Lawyers Say Decision Will Have Wider Impact On All Large Organisations
The European court of justice will hand down its judgment on Thursday (30 April) in the case of thousands of former Woolworths and Ethel Austin employees who missed out on millions of pounds in redundancy compensation due to the size of store they worked in.
The case focuses on former employees at Woolworths and Ethel Austin who lost their jobs in 2008 and 2010 respectively, but were not collectively consulted by the Administrators.
Unions acting for the affected staff brought claims in the Employment Tribunal for protective awards.
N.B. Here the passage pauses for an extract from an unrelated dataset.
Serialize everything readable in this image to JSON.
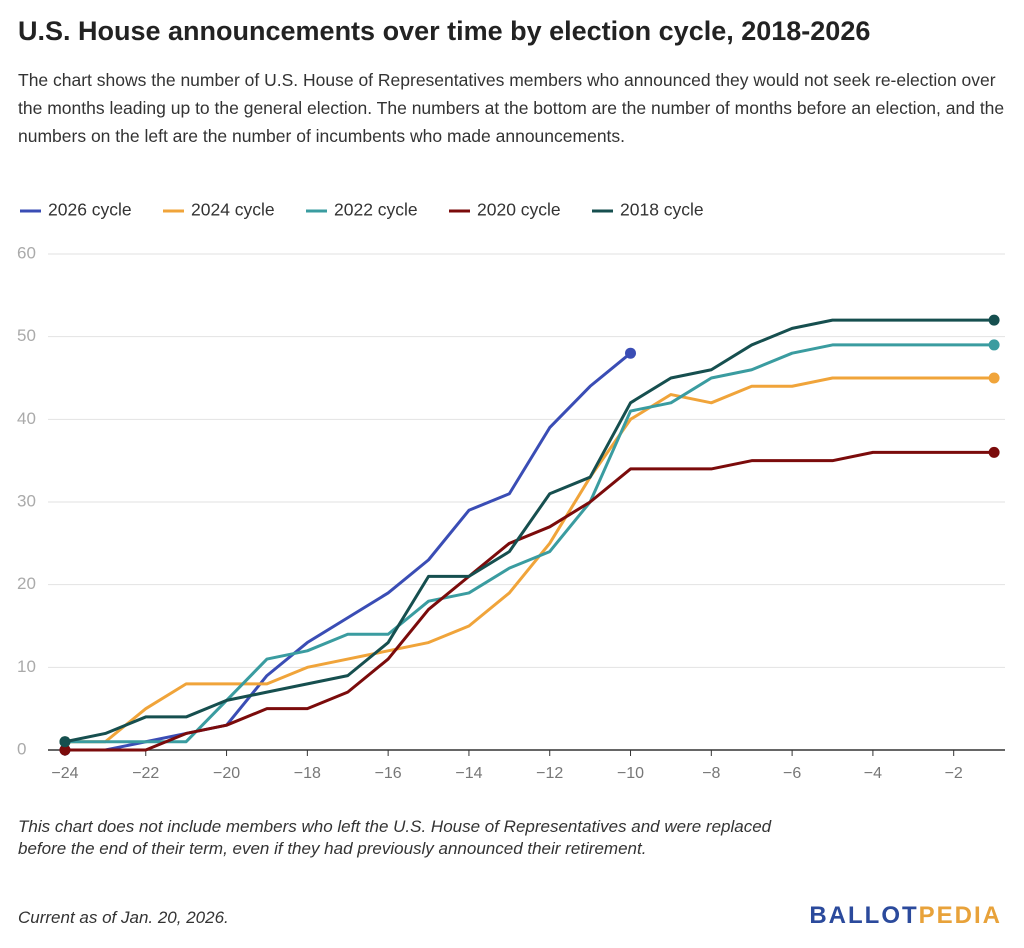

However, over 3,000 staff who worked at smaller Woolworths stores and 1,200 former employees of Ethel Austin did not receive these awards at the initial Employment Tribunal in 2010, whilst former employees who worked in larger shops did.
This was because the Tribunal decided each individual shop counted as one ‘establishment’ and under UK law, these employees were excluded from the obligation to consult and so were not entitled to compensation.
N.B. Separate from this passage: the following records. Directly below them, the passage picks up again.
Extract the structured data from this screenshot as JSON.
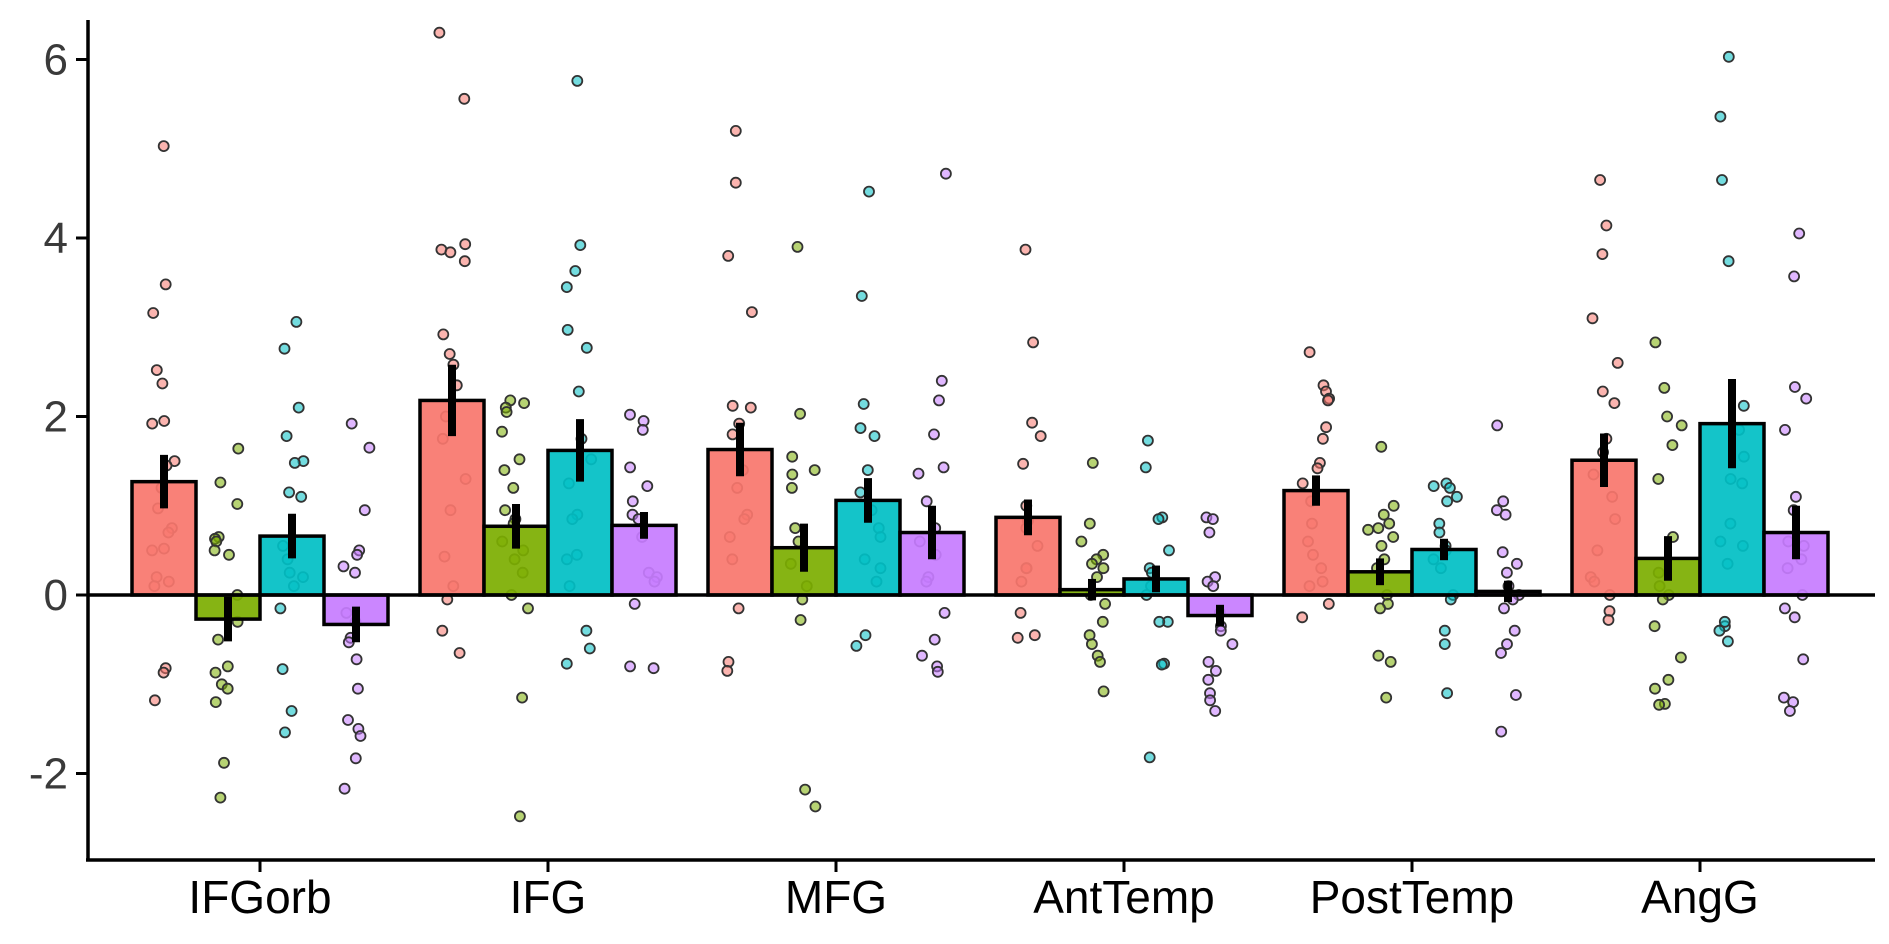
{
  "chart_data": {
    "type": "bar",
    "title": "",
    "xlabel": "",
    "ylabel": "",
    "categories": [
      "IFGorb",
      "IFG",
      "MFG",
      "AntTemp",
      "PostTemp",
      "AngG"
    ],
    "ylim": [
      -2.9,
      6.4
    ],
    "yticks": [
      -2,
      0,
      2,
      4,
      6
    ],
    "ytick_labels": [
      "-2",
      "0",
      "2",
      "4",
      "6"
    ],
    "grid": false,
    "legend": "none",
    "series": [
      {
        "color": "#F8766D",
        "values": [
          1.27,
          2.18,
          1.63,
          0.87,
          1.17,
          1.51
        ],
        "errors": [
          0.3,
          0.4,
          0.3,
          0.2,
          0.17,
          0.3
        ],
        "points": [
          [
            5.03,
            3.48,
            3.16,
            2.52,
            2.37,
            1.95,
            1.92,
            1.5,
            1.45,
            1.2,
            0.97,
            0.75,
            0.7,
            0.5,
            0.52,
            0.2,
            0.15,
            0.1,
            -0.82,
            -0.87,
            -1.18
          ],
          [
            6.3,
            5.56,
            3.93,
            3.87,
            3.84,
            3.74,
            2.92,
            2.7,
            2.58,
            2.35,
            2.0,
            1.75,
            1.3,
            0.95,
            0.43,
            0.1,
            -0.05,
            -0.4,
            -0.65
          ],
          [
            5.2,
            4.62,
            3.8,
            3.17,
            2.12,
            2.1,
            1.92,
            1.8,
            1.4,
            1.2,
            0.9,
            0.85,
            0.65,
            0.4,
            -0.15,
            -0.75,
            -0.85
          ],
          [
            3.87,
            2.83,
            1.93,
            1.78,
            1.47,
            1.0,
            0.83,
            0.75,
            0.55,
            0.3,
            0.3,
            0.15,
            -0.2,
            -0.45,
            -0.48
          ],
          [
            2.72,
            2.35,
            2.28,
            2.2,
            2.18,
            1.88,
            1.75,
            1.48,
            1.42,
            1.25,
            1.05,
            0.8,
            0.6,
            0.45,
            0.3,
            0.15,
            0.1,
            -0.1,
            -0.25
          ],
          [
            4.65,
            4.14,
            3.82,
            3.1,
            2.6,
            2.28,
            2.15,
            1.75,
            1.6,
            1.35,
            1.1,
            0.85,
            0.5,
            0.2,
            0.15,
            0.0,
            -0.18,
            -0.28
          ]
        ]
      },
      {
        "color": "#7CAE00",
        "values": [
          -0.27,
          0.77,
          0.53,
          0.06,
          0.26,
          0.41
        ],
        "errors": [
          0.25,
          0.25,
          0.27,
          0.12,
          0.15,
          0.25
        ],
        "points": [
          [
            1.64,
            1.26,
            1.02,
            0.65,
            0.63,
            0.6,
            0.5,
            0.45,
            0.0,
            -0.3,
            -0.5,
            -0.8,
            -0.87,
            -1.0,
            -1.05,
            -1.2,
            -1.88,
            -2.27
          ],
          [
            2.18,
            2.15,
            2.1,
            2.05,
            1.83,
            1.52,
            1.4,
            1.2,
            0.95,
            0.85,
            0.8,
            0.6,
            0.5,
            0.4,
            0.25,
            0.0,
            -0.15,
            -1.15,
            -2.48
          ],
          [
            3.9,
            2.03,
            1.55,
            1.4,
            1.35,
            1.2,
            0.75,
            0.6,
            0.35,
            0.1,
            -0.05,
            -0.28,
            -2.18,
            -2.37
          ],
          [
            1.48,
            0.8,
            0.6,
            0.45,
            0.4,
            0.35,
            0.3,
            0.2,
            0.0,
            -0.1,
            -0.3,
            -0.45,
            -0.55,
            -0.68,
            -0.75,
            -1.08
          ],
          [
            1.66,
            1.0,
            0.9,
            0.8,
            0.75,
            0.73,
            0.65,
            0.55,
            0.4,
            0.3,
            0.0,
            -0.1,
            -0.15,
            -0.68,
            -0.75,
            -1.15
          ],
          [
            2.83,
            2.32,
            2.0,
            1.9,
            1.68,
            1.3,
            0.65,
            0.25,
            0.1,
            0.0,
            -0.05,
            -0.35,
            -0.7,
            -0.95,
            -1.05,
            -1.22,
            -1.23
          ]
        ]
      },
      {
        "color": "#00BFC4",
        "values": [
          0.66,
          1.62,
          1.06,
          0.18,
          0.51,
          1.92
        ],
        "errors": [
          0.25,
          0.35,
          0.25,
          0.15,
          0.12,
          0.5
        ],
        "points": [
          [
            3.06,
            2.76,
            2.1,
            1.78,
            1.5,
            1.48,
            1.15,
            1.1,
            0.55,
            0.4,
            0.25,
            0.2,
            0.1,
            -0.15,
            -0.83,
            -1.3,
            -1.54
          ],
          [
            5.76,
            3.92,
            3.63,
            3.45,
            2.97,
            2.77,
            2.28,
            1.75,
            1.52,
            1.25,
            0.9,
            0.85,
            0.45,
            0.4,
            0.1,
            -0.4,
            -0.6,
            -0.77
          ],
          [
            4.52,
            3.35,
            2.14,
            1.87,
            1.78,
            1.4,
            1.15,
            0.95,
            0.75,
            0.65,
            0.4,
            0.3,
            0.15,
            -0.45,
            -0.57
          ],
          [
            1.73,
            1.43,
            0.87,
            0.85,
            0.5,
            0.3,
            0.25,
            0.1,
            0.0,
            -0.3,
            -0.3,
            -0.77,
            -0.78,
            -1.82
          ],
          [
            1.25,
            1.22,
            1.2,
            1.1,
            1.05,
            0.8,
            0.7,
            0.55,
            0.5,
            0.4,
            0.3,
            0.0,
            -0.05,
            -0.4,
            -0.55,
            -1.1
          ],
          [
            6.03,
            5.36,
            4.65,
            3.74,
            2.12,
            1.85,
            1.55,
            1.3,
            1.25,
            0.8,
            0.6,
            0.55,
            0.35,
            -0.35,
            -0.3,
            -0.4,
            -0.52
          ]
        ]
      },
      {
        "color": "#C77CFF",
        "values": [
          -0.33,
          0.78,
          0.7,
          -0.23,
          0.04,
          0.7
        ],
        "errors": [
          0.2,
          0.15,
          0.3,
          0.12,
          0.12,
          0.3
        ],
        "points": [
          [
            1.92,
            1.65,
            0.95,
            0.5,
            0.45,
            0.32,
            0.25,
            -0.2,
            -0.3,
            -0.48,
            -0.53,
            -0.72,
            -1.05,
            -1.4,
            -1.5,
            -1.58,
            -1.83,
            -2.17
          ],
          [
            2.02,
            1.95,
            1.85,
            1.43,
            1.22,
            1.05,
            0.9,
            0.85,
            0.65,
            0.25,
            0.2,
            0.15,
            -0.1,
            -0.8,
            -0.82
          ],
          [
            4.72,
            2.4,
            2.18,
            1.8,
            1.43,
            1.36,
            1.05,
            0.75,
            0.6,
            0.45,
            0.2,
            0.15,
            -0.2,
            -0.5,
            -0.68,
            -0.8,
            -0.86
          ],
          [
            0.87,
            0.85,
            0.7,
            0.2,
            0.15,
            0.1,
            -0.2,
            -0.35,
            -0.4,
            -0.55,
            -0.75,
            -0.85,
            -0.95,
            -1.1,
            -1.18,
            -1.3
          ],
          [
            1.9,
            1.05,
            0.95,
            0.9,
            0.48,
            0.35,
            0.25,
            0.1,
            0.0,
            -0.05,
            -0.15,
            -0.4,
            -0.55,
            -0.65,
            -1.12,
            -1.53
          ],
          [
            4.05,
            3.57,
            2.33,
            2.2,
            1.85,
            1.1,
            0.95,
            0.6,
            0.55,
            0.4,
            0.3,
            0.0,
            -0.15,
            -0.25,
            -0.72,
            -1.15,
            -1.2,
            -1.3
          ]
        ]
      }
    ]
  }
}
The USDAW union successfully appealed to the Employment Appeal Tribunal (EAT) but following an intervention from the UK Government, the case was then heard last November by the Court of Appeal and referred straight to the Court of Justice of the European Union (CJEU).
The final CJEU decision will impact on future large scale redundancy processes and will have wider implications for workers who have recently been made redundant.
In February this year, the Advocate General provided his guidance on the case ahead of the definitive ruling on Thursday.
The Advocate General, Nils Wahl, backed the UK Government and said that UK law and the interpretation of the European Collective Redundancy Directive are compatible.
If the CJEU followed these recommendations, it would result in less costly collective redundancy rules whereby companies do not have to automatically consult with staff in a particular establishment if they number fewer than 20.